An hour later I returned and joined the congregation for a delectable feast, having removed my devil’s horns in favor of a hollow fluorescent halo. I’d been concerned that the woman I’d confessed my apostasy to might have blabbed about it to Jina, but my wife was all smiles after having been loved up by J. C. for ninety minutes.
I led a group of old folks in a dictation of a text written by some crackpot minister (another obligation I got roped into by Jina a few months ago, even though she no longer joins the group because Professor Lee, the stentorian master of ceremonies, treats her like a used Kleenex).
“The word ‘protestant’ should be capitalized,” I said after reading and having them repeat a fresh paragraph. In many circles Protestantism and capitalism are one and the same.
Half an hour or so later I went and found Jina washing dishes in the church cafeteria; she had me wait for her downstairs in the children’s library, where I pretended to study Korean for a few minutes and made small talk with small people.

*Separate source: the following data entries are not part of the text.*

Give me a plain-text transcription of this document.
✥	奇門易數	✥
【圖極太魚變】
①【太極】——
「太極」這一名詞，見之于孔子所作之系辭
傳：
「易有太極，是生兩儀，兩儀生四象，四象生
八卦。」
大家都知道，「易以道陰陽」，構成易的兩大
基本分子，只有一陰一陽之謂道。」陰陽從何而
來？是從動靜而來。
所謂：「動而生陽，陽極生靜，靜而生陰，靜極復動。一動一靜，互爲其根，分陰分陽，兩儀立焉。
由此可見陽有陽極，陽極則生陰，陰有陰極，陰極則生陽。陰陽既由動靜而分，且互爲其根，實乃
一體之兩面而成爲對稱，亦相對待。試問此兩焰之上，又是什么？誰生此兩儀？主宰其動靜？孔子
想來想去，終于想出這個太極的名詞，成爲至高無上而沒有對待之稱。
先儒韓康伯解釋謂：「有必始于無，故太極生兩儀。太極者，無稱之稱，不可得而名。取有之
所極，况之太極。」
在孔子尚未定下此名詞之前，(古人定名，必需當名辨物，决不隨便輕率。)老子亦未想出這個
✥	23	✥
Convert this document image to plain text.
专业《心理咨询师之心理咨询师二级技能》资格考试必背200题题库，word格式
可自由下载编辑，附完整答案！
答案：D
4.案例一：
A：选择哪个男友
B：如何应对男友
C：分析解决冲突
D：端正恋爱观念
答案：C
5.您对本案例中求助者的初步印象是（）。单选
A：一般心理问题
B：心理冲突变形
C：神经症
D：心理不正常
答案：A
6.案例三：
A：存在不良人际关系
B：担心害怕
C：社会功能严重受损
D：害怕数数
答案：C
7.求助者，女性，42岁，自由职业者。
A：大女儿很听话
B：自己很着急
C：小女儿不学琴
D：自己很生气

Back home, Jina wouldn’t let me lie down and take a nap because she’s worried about my weight, even though I was absolutely shattered, so I put down the book I was reading and closed my eyes and drifted off on the sofa while she sat next to me and continued knitting the dark brown muffler (or scarf) she’s kindly preparing for me to help dodge winter’s fusillade of freezing bullets.
Any other married folks out there have any stories you’d like to share?